Limiting solids retention time to less than 25 days could also help to reduce the consumption of VFAs and soluble COD that occurs in the reactors, by not allowing a methanogenic population to establish. However, limiting the solids retention time

would result in a sacrifice of unhydrolysed solids that could contribute to soluble COD production and greater methane production downstream. Limiting the solids retention would also impact the on-farm operation of a leachbed system as solids removal would be required on a more frequent basis.

4.5. Rumen Dosing Experiment

Two rumen dosing experiments were carried to see if the addition of rumen contents would have any effect on gas production, VFA production, COD solubilisation or hydrolysis of cow manure sludge.

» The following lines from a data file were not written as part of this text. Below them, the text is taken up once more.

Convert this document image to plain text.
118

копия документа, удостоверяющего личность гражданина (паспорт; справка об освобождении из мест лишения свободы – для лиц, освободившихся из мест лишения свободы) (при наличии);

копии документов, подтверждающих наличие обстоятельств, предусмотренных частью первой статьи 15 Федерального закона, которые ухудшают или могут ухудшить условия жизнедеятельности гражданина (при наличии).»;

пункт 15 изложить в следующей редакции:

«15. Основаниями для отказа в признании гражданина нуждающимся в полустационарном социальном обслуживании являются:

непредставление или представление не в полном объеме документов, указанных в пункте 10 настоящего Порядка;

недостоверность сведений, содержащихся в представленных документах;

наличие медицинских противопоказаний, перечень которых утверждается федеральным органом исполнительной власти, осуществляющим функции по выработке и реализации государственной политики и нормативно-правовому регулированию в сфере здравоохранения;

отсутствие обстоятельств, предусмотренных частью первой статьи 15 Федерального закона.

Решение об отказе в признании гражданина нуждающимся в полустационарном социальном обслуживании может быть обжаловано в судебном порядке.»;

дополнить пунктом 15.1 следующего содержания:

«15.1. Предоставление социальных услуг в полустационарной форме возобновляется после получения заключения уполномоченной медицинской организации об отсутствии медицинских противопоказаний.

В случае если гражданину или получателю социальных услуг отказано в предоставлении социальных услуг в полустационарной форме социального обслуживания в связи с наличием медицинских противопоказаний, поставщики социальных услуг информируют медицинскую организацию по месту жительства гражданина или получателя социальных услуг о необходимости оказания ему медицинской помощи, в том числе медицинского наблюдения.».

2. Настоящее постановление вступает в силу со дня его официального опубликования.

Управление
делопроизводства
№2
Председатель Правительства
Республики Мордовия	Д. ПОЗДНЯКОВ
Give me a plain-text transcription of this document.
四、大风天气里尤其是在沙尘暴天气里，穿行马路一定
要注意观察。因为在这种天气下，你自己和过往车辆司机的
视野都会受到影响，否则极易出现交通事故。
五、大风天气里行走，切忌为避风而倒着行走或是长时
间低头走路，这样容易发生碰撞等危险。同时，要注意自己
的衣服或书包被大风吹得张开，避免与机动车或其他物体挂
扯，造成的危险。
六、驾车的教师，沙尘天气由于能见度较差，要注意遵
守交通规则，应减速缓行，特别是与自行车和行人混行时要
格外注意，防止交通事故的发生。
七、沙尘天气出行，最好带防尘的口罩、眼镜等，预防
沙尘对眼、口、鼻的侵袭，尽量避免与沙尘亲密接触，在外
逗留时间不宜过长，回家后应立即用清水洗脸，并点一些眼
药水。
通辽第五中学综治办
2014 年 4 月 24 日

The first experiment (RD1) compared cow manure sludge dosed with active rumen contents obtained from fistulated sheep to cow manure sludge dosed with autoclaved rumen contents. There was no discernable difference in VFA or COD extraction between the series. The results of experiment RD1 can be found in Appendix 5. The second experiment (RD2) was adjusted to ensure anaerobic conditions and had an additional control, which was cow sludge with no rumen addition. Experiment RD2 used a buffered solution mimicking cow saliva for dilutions. This solution was used to provide optimal chemical conditions for the rumen organisms. The buffered solution was sparged with CO2 to ensure

anaerobic conditions more favourable to rumen organisms. The headspace of the reactors was also flushed with CO2 after changing dilution liquid. The experiments

used a 1:1 dilution of sludge to buffer solution as this had been shown to be more favourable to both hydrolysis and acidogenesis in the dilution experiments (see section 4.2 above).